The Association of Oil and Gas Operators (AOGO) have expressed concerns over the proposed shale gas policy by the Central government. In a letter to the centre, AOGO mentioned that the proposed shale gas policy seeks to limit the permission to work for Shale Gas exploration only in the National Oil Companies.
The AOGO stated that all the operators working under PSC have a right, both under PSC as well as PEL/PML, to explore Shale Rock and produce hydrocarbons from it. There is no restrain on carrying out any petroleum activity. Any artificial restriction shall artificially create a distinction on hydrocarbon molecules depending on the particular rock that it comes from. This is contrary to existing policies, and is not desirable. The upstream industry is strongly opposed to it.
In addition, by granting this right to only NOCs, this policy shall tilt the playing field regarding access to natural resources. It will not maintain the level as envisaged under petroleum policies, and the assurances given to private sector operators. This limits the upside available to private sector players and will also limit the additional hydrocarbons India is putting under exploration.
Further, AOGO stated that certain known concerns and delaying factors remain unaddressed in the proposed policy. It mentioned that the major drivers for creation of a new policy for Shale Gas include setting processes for quick conflict resolution between various policy executions and setting mechanisms for reasonable return. It is known that there are going to be major issues on environment, land acquisition and water utilization and disposal.

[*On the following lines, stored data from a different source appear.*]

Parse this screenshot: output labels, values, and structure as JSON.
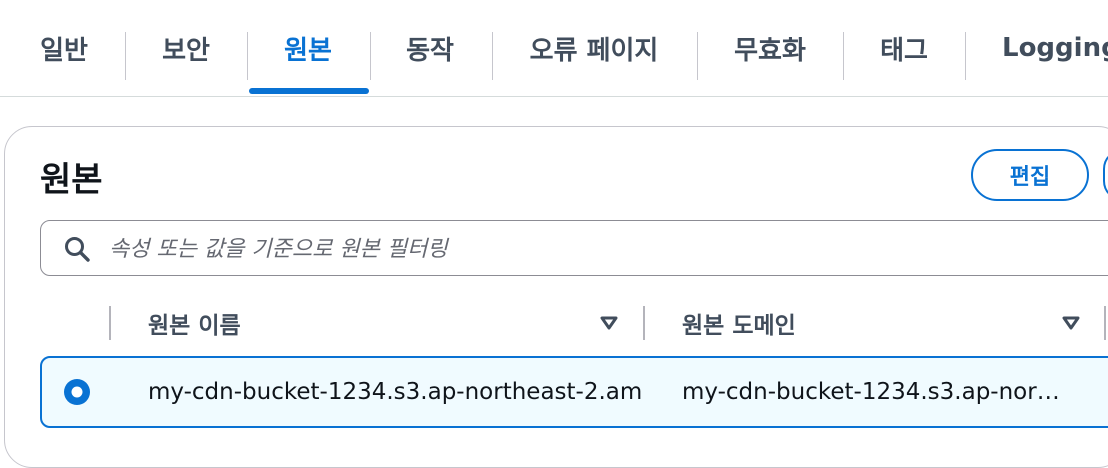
{
  "tabs": [
    {
      "label": "일반",
      "active": false
    },
    {
      "label": "보안",
      "active": false
    },
    {
      "label": "원본",
      "active": true
    },
    {
      "label": "동작",
      "active": false
    },
    {
      "label": "오류 페이지",
      "active": false
    },
    {
      "label": "무효화",
      "active": false
    },
    {
      "label": "태그",
      "active": false
    },
    {
      "label": "Logging",
      "active": false
    }
  ],
  "section": {
    "title": "원본",
    "edit_label": "편집"
  },
  "search": {
    "placeholder": "속성 또는 값을 기준으로 원본 필터링",
    "value": ""
  },
  "table": {
    "columns": [
      "원본 이름",
      "원본 도메인"
    ],
    "rows": [
      {
        "selected": true,
        "name": "my-cdn-bucket-1234.s3.ap-northeast-2.am",
        "domain": "my-cdn-bucket-1234.s3.ap-nor…"
      }
    ]
  },
  "icons": {
    "search": "search-icon",
    "sort": "caret-down-icon",
    "radio": "radio-selected-icon"
  },
  "colors": {
    "accent": "#0972d3",
    "text": "#0f141a",
    "muted": "#414d5c",
    "selected_row_bg": "#f0fbff"
  }
}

Even for current exploration, these long-winded issues delay the project execution. The new land acquisition Act shall make the situation only worse. In Shale gas projects, these issues change by an order of magnitude. It is essential that processes for quick resolution of these issues be put in place, to enable early work and successful execution, the association asserted.
AOGO also pointed out that Shale hydrocarbons have high initial costs, as services required are more intensive and quite expensive. These also require a higher density of wells. The production profile shows a rapid decline in the first year or two with a long narrow tail. As a result, the returns profile requires adequate financial incentive upfront to make it attractive. It noted that the existing cost recovery may not adequately address the issue.
The Association stated that these issues have not been addressed in the proposed policy and hence requested the Central government to consider these in the process of finalizing the Policy.